THE Federal Government says it is “closely considering” charging drivers per kilometre they travel in order to pay for roads.
A final report into infrastructure by the Productivity Commission has recommended pilot technical studies of how cars and light vehicles might be charged.
It recommends adopting telematics, which can monitor a vehicle’s location and movements in real time.
“The application of a charging mechanism created by rapidly changing communications technology appears promising,” the report says.
“Importantly, these trials would introduce direct user charges as a substitute for other taxes, such as the fuel excise.”
The report suggests each state and territory hold its own road fund to pay for new roads, upgrades and maintenance.
States and territories would be best placed to decide where money needed to be spent.
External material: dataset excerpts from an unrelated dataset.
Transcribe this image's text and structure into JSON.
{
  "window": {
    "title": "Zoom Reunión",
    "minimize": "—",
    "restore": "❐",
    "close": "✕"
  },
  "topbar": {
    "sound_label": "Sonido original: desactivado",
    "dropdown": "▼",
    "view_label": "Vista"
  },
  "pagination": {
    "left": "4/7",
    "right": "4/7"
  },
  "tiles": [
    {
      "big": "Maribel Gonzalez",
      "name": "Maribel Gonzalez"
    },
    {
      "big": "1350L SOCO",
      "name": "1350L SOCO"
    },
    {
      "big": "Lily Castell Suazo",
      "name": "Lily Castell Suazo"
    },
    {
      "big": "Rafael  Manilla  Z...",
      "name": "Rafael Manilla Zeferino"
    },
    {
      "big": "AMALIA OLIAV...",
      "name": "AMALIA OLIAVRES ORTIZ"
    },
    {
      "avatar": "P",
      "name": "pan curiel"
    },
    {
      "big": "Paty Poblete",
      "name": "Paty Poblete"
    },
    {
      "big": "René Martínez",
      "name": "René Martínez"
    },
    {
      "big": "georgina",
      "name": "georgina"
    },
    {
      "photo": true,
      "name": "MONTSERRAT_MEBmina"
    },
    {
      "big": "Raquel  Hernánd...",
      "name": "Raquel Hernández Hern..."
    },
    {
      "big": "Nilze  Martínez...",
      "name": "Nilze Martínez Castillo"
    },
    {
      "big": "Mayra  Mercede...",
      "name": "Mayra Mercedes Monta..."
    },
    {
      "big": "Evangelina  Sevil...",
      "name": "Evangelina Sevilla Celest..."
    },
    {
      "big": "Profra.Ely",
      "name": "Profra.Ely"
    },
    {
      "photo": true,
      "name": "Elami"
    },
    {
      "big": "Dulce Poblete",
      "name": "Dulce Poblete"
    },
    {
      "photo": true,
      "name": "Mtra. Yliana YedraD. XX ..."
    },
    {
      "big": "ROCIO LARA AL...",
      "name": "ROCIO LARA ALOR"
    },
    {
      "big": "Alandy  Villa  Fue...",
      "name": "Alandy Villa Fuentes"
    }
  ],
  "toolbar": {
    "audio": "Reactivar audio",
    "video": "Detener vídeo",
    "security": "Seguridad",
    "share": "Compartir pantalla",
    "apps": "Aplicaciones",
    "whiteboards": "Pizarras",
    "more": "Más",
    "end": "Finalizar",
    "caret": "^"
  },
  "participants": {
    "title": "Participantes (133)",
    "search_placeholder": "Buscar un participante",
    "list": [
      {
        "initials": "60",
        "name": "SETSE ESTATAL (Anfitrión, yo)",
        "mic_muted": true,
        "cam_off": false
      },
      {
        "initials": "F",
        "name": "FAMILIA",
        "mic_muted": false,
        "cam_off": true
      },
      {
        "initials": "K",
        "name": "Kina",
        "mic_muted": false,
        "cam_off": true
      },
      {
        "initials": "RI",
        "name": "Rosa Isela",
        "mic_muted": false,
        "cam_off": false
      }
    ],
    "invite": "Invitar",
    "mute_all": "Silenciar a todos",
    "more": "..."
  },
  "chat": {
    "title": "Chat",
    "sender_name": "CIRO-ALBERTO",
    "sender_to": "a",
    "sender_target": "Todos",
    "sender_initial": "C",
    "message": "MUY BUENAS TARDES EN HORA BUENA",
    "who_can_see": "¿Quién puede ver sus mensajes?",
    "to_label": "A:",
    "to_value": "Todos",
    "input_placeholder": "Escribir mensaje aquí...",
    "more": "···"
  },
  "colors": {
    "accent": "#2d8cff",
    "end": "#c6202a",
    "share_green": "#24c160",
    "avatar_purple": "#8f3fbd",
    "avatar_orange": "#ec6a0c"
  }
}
Despite Prime Minister Tony Abbott saying in March road-user charging was “unlikely to ever be adopted by any government”, Assistant Infrastructure Minister Jamie Briggs said the Government was considering all aspects of the report.
Noting the majority of recommendations were relevant to state governments, Mr Briggs said the Government would consult with them before releasing its formal response.
He said issues relating to road-user charging would be considered as part of the Federal Government’s broader reform agenda.
“There are already a number of initiatives on user charging already under way,” Mr Briggs said.
That included consultation with motoring clubs and industry bodies on potential road-user charge models.
The fuel excise is due to rise twice yearly under a Budget proposal, but legislation has not yet passed Parliament.